Les français (trop) prudents dans leurs allocations de long terme
Selon les résultats de l’étude « Global Investment Survey» publiée par Legg Masonauprès de 4.208 investisseurs particuliers dans 20 pays d’Asie, d’Europe (200 en France), de l’Amérique et d’Océanie, sur la période de novembre à décembre 2014, plus de la moitié des investisseurs français cherchent à développer leur patrimoine et assurer leur indépendance financière à la retraite. Et ces derniers semblent confiants, puisque 71 % d’entre eux pensent qu’ils disposeront de revenus suffisants lorsqu’ils cesseront leur activité professionnelle. «On observe donc un léger regain de confiance à ce niveau puisqu’ils n’étaient que 68 % à le penser l’an dernier », déclare Vincent Passa, Directeur de Legg Mason France.
Ces résultats masquent toutefois une situation paradoxalecar 62 % des particuliers interrogés dans l’Hexagone estiment qu’ils vont devoir faire des concessions et baisser leur train de vie lorsqu’ils seront à la retraite.
Sans surprise, l’étude révèle que les français recourent toujours beaucoup à l’immobilier (29 % des encours en France contre 16 % au niveau mondial). Les actions et les obligations ne représentent que respectivement 18 et 10 % de leur patrimoine. « Toutefois, 25 % des investisseurs français déclarent qu’ils prévoient de se renforcer sur les actions au cours des 12 prochains mois, et lorsqu’on les interroge sur les meilleures opportunités l’investissement, 62 % d’entre eux positionnent en tête les actions internationales », déclare Vincent Passa.
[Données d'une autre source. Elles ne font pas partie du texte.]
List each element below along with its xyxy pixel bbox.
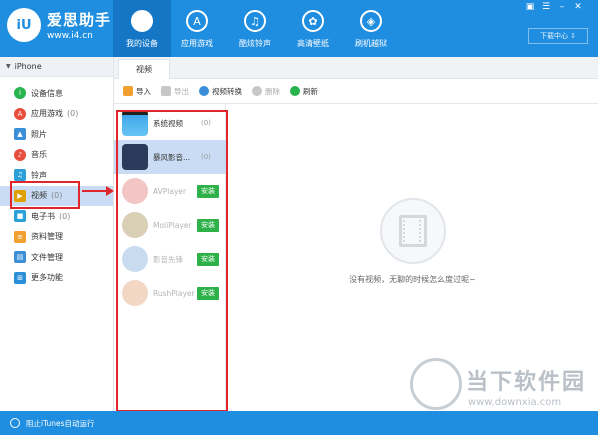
watermark-title: 当下软件园	[466, 370, 587, 395]
music-icon: ♪	[14, 148, 26, 161]
collapse-caret-icon: ▼	[6, 63, 11, 70]
dropbox-icon: ◈	[360, 10, 382, 32]
file-icon: ▤	[14, 251, 26, 264]
app-logo: iU 爱思助手 www.i4.cn	[7, 8, 111, 42]
sidebar-item-photos[interactable]: ▲ 照片	[0, 124, 113, 145]
nav-label: 高清壁纸	[297, 39, 329, 48]
menu-icon[interactable]: ☰	[540, 2, 552, 12]
refresh-button[interactable]: 刷新	[290, 86, 318, 97]
brand-url: www.i4.cn	[47, 31, 93, 41]
music-note-icon: ♫	[244, 10, 266, 32]
sidebar-item-label: 设备信息	[31, 88, 63, 98]
watermark-logo	[410, 358, 462, 410]
sidebar-item-apps[interactable]: A 应用游戏 (0)	[0, 104, 113, 125]
annotation-arrow	[82, 190, 108, 192]
sidebar-item-label: 应用游戏	[31, 109, 63, 119]
sidebar-item-data-management[interactable]: ≡ 资料管理	[0, 227, 113, 248]
delete-icon	[252, 86, 262, 96]
delete-button[interactable]: 删除	[252, 86, 280, 97]
sidebar-item-label: 照片	[31, 129, 47, 139]
highlight-box-app-list	[116, 110, 228, 412]
sidebar-item-more[interactable]: ⊞ 更多功能	[0, 268, 113, 289]
toolbar-label: 删除	[265, 86, 280, 96]
nav-tab-ringtones[interactable]: ♫ 酷炫铃声	[226, 0, 284, 57]
sidebar-item-label: 文件管理	[31, 252, 63, 262]
nav-label: 我的设备	[126, 39, 158, 48]
tab-video[interactable]: 视频	[118, 59, 170, 79]
device-name: iPhone	[14, 62, 42, 71]
toolbar: 导入 导出 视频转换 删除 刷新	[114, 79, 598, 104]
toggle-circle-icon[interactable]	[10, 418, 20, 428]
sidebar-item-file-management[interactable]: ▤ 文件管理	[0, 247, 113, 268]
sidebar: ▼ iPhone i 设备信息 A 应用游戏 (0) ▲ 照片 ♪ 音乐 ♫ 铃…	[0, 57, 114, 411]
export-button[interactable]: 导出	[161, 86, 189, 97]
toolbar-label: 导入	[136, 86, 151, 96]
nav-label: 应用游戏	[181, 39, 213, 48]
sidebar-item-ebooks[interactable]: ■ 电子书 (0)	[0, 206, 113, 227]
more-icon: ⊞	[14, 271, 26, 284]
sidebar-item-count: (0)	[67, 109, 79, 119]
import-icon	[123, 86, 133, 96]
apps-icon: A	[14, 107, 26, 120]
brand-name: 爱思助手	[47, 11, 112, 29]
sidebar-item-device-info[interactable]: i 设备信息	[0, 83, 113, 104]
nav-label: 酷炫铃声	[239, 39, 271, 48]
bell-icon: ♫	[14, 169, 26, 182]
convert-video-button[interactable]: 视频转换	[199, 86, 242, 97]
convert-icon	[199, 86, 209, 96]
app-store-icon: A	[186, 10, 208, 32]
nav-label: 刷机越狱	[355, 39, 387, 48]
minimize-icon[interactable]: –	[556, 2, 568, 12]
pin-icon[interactable]: ▣	[524, 2, 536, 12]
sidebar-item-label: 电子书	[31, 211, 55, 221]
data-icon: ≡	[14, 230, 26, 243]
itunes-block-label[interactable]: 阻止iTunes自动运行	[26, 418, 95, 429]
content-tabs: 视频	[114, 57, 598, 79]
nav-tab-apps-games[interactable]: A 应用游戏	[168, 0, 226, 57]
empty-video-icon	[380, 198, 446, 264]
annotation-arrow-head	[106, 186, 114, 196]
highlight-box-video	[10, 181, 80, 209]
toolbar-label: 导出	[174, 86, 189, 96]
flower-icon: ✿	[302, 10, 324, 32]
status-bar: 阻止iTunes自动运行	[0, 411, 598, 435]
sidebar-item-music[interactable]: ♪ 音乐	[0, 145, 113, 166]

En parallèle, la quasi-totalité des investisseurs français (95 %) investit dans des actifs qui génèrent du rendement, et en moyenne ces actifs représentent près de la moitié de leur portefeuille global (49 %). Mais, en France, si les investisseurs ont un objectif de performance moyenne de 5,5 % pour leurs actifs de rendement, ils n’obtiennent en réalité que 3,9 %.
Cette différence entre objectifs et rendements effectivement obtenus peut s’expliquer par le fait que, toujours selon l’étude, les français (dont le profil se révèle particulièrement prudent) demeurent les investisseurs européens les plus pessimistes concernant leurs investissements pour les 12 prochains mois. Du travail en perspective pour les conseillers financiers qui accompagnent une proportion de plus en plus importante de particuliers.